While it's a bit rude for them to push a label onto you, some people don't want labels on themselves and that is fine and I agree that sexuality and gender are often fluid, but many people like labels because it makes communicating or talking to others about our perspectives and experiences or finding others with similar perspectives, or just the joy of finding there is a word, a qualifier for us exists and we're not alone and it's normal, a label can make so many things easier - and its nothing with wanting to put ourselves and others in a box.

Labelling my sexuality is no more confining to me than defining my gender or ethnicities or nationality or disabilities. They don't define me, they don't restrict me, they simply make talking to others easier, talking about myself easier, and having a word can help one find others which helps oneself feel normal when we can see other real people with it rather than relying on the current terrible media portrayal of people like us.

LRDtheFeministDragon · 05/07/2014 12:46

I think it's entirely up to you how you feel comfortable referring to your sexuality. I also think she was perhaps well-meaning but a bit sheltered, rather than trying actively to upset you.

That said, I found this a really interesting opinion piece on why the term 'fluid' can be over-used to describe women's sexuality: sarahditum.com/2014/06/07/female-sexuality-is-not-fluid/

I'm not sure I'm 100% with her because my experiences are different, but I see her point.

redexpat · 05/07/2014 12:54

Thank you Dojo!

slithytove · 05/07/2014 13:05

Interesting thread.

I think that being gay or straight, for some people, can be fixed, not fluid.

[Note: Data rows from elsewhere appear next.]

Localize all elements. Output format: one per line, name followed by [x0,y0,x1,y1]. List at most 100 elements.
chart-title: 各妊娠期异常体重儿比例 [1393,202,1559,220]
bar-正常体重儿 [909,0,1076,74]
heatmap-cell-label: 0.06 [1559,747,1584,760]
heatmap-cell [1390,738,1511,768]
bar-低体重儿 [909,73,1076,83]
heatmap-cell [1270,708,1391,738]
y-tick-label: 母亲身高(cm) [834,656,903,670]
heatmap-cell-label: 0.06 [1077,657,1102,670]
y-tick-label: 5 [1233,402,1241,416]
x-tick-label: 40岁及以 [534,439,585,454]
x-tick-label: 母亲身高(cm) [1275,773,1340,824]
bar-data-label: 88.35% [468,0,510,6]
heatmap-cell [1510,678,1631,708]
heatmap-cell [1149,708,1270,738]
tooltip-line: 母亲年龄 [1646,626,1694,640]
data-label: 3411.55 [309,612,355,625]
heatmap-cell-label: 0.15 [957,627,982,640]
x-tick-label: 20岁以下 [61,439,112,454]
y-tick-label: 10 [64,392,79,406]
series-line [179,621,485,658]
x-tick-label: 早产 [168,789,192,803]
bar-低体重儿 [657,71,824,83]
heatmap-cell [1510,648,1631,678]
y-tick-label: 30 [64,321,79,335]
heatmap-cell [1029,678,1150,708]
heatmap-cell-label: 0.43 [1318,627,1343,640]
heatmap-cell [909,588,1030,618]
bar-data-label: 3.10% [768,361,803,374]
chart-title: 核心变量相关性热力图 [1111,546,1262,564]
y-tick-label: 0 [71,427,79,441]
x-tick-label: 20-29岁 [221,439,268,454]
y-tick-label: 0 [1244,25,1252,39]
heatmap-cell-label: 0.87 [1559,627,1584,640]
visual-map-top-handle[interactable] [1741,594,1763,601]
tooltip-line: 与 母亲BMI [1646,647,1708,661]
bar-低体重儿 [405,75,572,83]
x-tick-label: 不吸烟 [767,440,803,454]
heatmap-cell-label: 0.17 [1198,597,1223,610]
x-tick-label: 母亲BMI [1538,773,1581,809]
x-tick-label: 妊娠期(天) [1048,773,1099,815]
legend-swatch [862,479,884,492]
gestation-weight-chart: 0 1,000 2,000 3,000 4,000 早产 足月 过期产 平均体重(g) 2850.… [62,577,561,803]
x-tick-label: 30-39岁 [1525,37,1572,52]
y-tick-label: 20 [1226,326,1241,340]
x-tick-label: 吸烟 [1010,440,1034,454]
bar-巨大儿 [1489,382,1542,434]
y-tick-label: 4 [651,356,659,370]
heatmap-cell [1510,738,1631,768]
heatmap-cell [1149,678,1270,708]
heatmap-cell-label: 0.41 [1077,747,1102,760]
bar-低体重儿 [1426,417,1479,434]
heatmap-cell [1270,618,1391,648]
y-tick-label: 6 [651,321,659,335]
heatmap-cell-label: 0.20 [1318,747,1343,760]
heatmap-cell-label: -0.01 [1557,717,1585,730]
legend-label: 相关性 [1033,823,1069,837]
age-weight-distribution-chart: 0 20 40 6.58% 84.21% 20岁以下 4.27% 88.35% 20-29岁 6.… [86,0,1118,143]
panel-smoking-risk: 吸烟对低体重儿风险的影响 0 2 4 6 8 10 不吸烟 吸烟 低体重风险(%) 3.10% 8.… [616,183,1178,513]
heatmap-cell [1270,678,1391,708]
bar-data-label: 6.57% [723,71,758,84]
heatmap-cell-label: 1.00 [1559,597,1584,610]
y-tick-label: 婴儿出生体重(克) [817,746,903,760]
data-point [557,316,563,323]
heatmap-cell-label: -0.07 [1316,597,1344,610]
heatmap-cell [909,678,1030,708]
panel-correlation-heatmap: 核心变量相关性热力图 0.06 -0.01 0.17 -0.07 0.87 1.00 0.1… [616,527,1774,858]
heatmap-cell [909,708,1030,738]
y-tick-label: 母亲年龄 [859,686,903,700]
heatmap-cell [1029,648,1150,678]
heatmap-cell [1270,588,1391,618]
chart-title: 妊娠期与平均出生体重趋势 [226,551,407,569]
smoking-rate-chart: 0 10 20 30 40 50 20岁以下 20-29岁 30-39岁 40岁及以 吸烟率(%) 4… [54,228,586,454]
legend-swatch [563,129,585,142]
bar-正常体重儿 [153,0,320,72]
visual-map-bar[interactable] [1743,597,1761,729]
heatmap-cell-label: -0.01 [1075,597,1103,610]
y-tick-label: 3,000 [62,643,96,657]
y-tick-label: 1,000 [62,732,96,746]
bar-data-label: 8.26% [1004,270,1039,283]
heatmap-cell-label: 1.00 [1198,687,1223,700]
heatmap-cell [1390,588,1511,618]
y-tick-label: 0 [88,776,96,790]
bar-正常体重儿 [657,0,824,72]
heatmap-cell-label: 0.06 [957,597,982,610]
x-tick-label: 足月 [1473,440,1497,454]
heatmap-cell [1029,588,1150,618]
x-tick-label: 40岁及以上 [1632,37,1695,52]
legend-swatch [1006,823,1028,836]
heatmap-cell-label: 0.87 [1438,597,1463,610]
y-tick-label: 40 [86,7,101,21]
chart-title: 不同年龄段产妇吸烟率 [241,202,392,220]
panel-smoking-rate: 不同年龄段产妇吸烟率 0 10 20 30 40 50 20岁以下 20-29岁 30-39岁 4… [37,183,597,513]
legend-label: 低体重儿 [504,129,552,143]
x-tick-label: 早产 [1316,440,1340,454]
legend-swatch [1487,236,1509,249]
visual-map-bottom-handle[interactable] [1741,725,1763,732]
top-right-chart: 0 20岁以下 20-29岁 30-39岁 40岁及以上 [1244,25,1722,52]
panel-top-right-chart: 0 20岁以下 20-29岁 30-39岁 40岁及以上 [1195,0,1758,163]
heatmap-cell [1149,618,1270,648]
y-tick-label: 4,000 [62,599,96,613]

As for other people, if think sexuality comes on the sliding scale that pp have mentioned, so they might still identify as gay or straight, but have different boundaries.

In fact, in terms of labelling, I think the most fluid one (and one I would hesitate to label on behalf of others) is being bisexual.

FWIW, I have kissed women, I have slept with a woman for a while, and I am straight. Wouldn't be happy to be labelled otherwise.

BeyondTheLimitsOfAcceptability · 05/07/2014 13:35

Hmm. I guess the 'fluidity' could be deemed a negative opinion of her identifying as bisexual, hence the need to get you to understand that - by her definition - your 'fluidity' is just called bisexualism.

That said, I don't know what I'd identify as. I do agree, to an extent, on the fluid thing. I feel like a fraud to identify as bisexual when i have had no relationships with women, even though i will admit to fancying them and would definitely (apart from that im married!) have a relationship if i met the 'right' woman.